Your comment focuses too much on death despite pointing out that the death rate isn’t very high. What you’ve not mentioned, maybe because you forgot or weren’t aware, is that getting infected and surviving could mean long term lung damage, sensory problems, brain damage, heart problems and many other things we’re discovering and still trying to understand them better.
The long term effects of contracting COVID-19 aren’t fully known and fully defined yet. That will take time to figure out. Meanwhile, fighting against every public safety measure (like some people are wont to do) is very problematic.
The current US CFR is 3.5% (4.3M confirmed cases, 150k deaths).

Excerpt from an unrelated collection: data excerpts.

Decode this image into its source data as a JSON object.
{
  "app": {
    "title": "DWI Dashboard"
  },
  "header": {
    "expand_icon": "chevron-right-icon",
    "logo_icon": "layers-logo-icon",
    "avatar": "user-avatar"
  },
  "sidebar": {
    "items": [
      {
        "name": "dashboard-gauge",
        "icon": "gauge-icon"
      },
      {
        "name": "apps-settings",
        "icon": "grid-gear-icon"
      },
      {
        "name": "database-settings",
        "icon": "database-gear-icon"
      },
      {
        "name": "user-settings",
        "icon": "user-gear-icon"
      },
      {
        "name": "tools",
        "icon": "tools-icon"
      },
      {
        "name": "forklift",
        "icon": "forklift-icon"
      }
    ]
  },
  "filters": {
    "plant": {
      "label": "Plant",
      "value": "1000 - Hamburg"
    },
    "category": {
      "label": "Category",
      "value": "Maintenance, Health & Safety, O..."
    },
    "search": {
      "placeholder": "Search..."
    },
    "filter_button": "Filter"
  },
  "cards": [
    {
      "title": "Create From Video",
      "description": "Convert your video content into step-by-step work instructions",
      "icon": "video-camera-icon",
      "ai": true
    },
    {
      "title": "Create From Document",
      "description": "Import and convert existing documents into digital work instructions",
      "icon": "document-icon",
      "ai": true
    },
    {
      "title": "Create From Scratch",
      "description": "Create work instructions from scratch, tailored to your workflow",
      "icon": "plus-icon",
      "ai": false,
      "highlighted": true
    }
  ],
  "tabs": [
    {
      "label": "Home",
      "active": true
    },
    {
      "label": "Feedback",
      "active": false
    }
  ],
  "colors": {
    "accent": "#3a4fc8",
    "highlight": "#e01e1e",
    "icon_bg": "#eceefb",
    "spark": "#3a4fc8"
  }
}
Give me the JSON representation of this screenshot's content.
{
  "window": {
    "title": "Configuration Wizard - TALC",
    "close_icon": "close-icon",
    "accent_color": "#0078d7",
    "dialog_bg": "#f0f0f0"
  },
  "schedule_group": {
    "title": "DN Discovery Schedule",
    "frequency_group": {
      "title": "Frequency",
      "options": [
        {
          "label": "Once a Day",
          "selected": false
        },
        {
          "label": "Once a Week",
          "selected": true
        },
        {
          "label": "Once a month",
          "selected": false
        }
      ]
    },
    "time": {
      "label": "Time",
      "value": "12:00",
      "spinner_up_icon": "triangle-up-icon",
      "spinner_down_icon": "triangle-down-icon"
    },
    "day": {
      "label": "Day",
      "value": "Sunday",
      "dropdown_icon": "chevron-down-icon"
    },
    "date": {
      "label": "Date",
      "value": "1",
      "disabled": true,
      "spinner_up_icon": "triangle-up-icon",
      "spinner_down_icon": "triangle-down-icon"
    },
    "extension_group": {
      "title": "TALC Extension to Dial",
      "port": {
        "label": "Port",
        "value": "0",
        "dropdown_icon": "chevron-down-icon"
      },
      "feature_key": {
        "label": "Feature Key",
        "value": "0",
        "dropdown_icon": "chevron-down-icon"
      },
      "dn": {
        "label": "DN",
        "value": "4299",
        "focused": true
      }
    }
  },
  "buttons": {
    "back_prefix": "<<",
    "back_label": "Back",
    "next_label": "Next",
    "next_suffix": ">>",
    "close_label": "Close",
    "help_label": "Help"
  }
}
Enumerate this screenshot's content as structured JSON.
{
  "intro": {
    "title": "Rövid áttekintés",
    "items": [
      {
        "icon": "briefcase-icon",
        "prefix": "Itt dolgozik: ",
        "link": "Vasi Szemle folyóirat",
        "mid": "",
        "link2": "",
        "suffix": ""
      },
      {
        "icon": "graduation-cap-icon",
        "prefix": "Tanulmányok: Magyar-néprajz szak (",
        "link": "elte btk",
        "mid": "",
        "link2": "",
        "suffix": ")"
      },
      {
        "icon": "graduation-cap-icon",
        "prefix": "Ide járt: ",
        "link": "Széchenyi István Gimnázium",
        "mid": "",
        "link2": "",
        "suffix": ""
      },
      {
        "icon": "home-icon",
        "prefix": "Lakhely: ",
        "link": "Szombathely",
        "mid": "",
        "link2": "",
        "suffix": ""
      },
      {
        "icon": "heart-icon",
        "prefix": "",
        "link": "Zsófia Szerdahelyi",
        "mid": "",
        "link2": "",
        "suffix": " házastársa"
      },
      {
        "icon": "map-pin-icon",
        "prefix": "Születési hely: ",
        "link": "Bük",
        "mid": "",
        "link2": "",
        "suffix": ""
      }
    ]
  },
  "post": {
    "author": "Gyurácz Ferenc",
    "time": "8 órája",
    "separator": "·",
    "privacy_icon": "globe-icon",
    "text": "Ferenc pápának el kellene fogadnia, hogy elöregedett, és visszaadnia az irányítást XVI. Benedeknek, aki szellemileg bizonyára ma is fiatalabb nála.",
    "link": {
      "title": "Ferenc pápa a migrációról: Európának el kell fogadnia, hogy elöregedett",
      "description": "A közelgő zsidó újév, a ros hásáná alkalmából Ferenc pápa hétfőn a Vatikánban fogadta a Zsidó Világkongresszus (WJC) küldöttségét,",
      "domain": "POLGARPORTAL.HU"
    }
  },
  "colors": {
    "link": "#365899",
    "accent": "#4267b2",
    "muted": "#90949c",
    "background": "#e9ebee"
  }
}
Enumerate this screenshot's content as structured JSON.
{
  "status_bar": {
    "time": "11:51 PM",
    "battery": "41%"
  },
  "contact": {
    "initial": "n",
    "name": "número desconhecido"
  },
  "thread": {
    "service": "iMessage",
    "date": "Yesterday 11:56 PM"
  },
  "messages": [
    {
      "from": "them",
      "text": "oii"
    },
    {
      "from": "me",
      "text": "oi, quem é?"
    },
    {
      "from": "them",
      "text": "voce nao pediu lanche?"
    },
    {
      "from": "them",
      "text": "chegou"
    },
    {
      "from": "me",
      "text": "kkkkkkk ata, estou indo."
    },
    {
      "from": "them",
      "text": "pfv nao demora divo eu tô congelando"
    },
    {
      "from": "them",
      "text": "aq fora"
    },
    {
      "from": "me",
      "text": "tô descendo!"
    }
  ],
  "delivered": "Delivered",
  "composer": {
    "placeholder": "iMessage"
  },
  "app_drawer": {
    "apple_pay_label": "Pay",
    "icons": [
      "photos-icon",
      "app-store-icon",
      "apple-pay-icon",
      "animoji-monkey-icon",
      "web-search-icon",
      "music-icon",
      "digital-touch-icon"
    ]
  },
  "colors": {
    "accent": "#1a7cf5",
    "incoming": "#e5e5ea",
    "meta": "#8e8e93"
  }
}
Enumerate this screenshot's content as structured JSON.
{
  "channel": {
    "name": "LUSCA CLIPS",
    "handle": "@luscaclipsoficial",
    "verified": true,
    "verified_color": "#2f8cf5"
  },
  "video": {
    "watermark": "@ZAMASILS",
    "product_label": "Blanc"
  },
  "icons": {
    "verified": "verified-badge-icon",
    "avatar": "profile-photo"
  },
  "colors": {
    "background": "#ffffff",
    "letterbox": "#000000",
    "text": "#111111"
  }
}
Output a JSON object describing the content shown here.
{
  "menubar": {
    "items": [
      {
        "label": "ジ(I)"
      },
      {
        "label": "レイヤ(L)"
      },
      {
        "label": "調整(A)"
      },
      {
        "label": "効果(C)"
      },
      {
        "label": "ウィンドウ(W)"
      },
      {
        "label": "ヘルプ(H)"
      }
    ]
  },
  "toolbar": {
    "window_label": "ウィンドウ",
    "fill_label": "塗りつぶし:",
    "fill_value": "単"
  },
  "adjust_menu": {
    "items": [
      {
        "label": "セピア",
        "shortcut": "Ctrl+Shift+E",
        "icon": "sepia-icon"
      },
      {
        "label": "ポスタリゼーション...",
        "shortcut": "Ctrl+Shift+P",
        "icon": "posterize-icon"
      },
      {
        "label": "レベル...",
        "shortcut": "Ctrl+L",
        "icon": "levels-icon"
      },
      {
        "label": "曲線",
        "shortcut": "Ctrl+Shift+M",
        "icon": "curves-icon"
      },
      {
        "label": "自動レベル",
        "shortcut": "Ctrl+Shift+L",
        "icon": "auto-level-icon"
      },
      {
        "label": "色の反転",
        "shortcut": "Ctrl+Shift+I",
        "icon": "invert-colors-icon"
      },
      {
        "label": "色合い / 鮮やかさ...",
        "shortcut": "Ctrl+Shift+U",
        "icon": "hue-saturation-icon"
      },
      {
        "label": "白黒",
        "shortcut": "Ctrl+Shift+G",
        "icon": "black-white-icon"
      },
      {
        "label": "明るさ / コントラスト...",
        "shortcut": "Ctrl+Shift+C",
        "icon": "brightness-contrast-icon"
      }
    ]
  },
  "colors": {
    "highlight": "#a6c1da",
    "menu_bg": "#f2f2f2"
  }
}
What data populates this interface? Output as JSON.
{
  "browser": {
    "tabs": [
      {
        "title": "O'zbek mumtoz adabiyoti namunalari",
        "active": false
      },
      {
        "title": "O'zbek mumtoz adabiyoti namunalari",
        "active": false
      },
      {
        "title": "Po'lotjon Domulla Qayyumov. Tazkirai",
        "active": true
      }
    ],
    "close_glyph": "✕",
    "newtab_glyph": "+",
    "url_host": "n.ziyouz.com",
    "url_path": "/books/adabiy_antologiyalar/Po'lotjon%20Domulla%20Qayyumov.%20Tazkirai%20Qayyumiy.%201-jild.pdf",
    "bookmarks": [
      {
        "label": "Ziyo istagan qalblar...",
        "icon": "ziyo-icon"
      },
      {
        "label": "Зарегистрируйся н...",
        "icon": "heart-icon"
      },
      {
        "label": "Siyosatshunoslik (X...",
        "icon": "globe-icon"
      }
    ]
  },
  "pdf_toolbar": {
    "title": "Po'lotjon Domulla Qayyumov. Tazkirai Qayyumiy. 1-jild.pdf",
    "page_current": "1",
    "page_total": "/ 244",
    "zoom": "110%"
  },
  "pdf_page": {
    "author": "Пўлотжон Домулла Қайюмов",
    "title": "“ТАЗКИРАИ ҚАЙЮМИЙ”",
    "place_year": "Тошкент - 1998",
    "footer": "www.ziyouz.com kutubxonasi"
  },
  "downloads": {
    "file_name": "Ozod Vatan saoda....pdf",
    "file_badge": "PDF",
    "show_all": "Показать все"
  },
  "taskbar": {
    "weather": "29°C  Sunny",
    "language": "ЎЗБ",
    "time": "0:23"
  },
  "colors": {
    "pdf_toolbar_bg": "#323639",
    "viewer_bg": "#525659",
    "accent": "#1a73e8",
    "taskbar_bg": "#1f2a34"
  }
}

Nobody was estimating a 3% IFR in March.
> but we are for evidence-based assessment
Uh-huh. So is it that this "evidence-based" community doesn't understand the difference between IFR and CFR, or that you're intentionally using the two interchangably if it helps your argument?
"Don't ever be wrong or we'll punish you" is how you stifle science.
Edit: in light of comments, I'll add that I'm not saying he is wrong, but the culture of don't be wrong is crippling.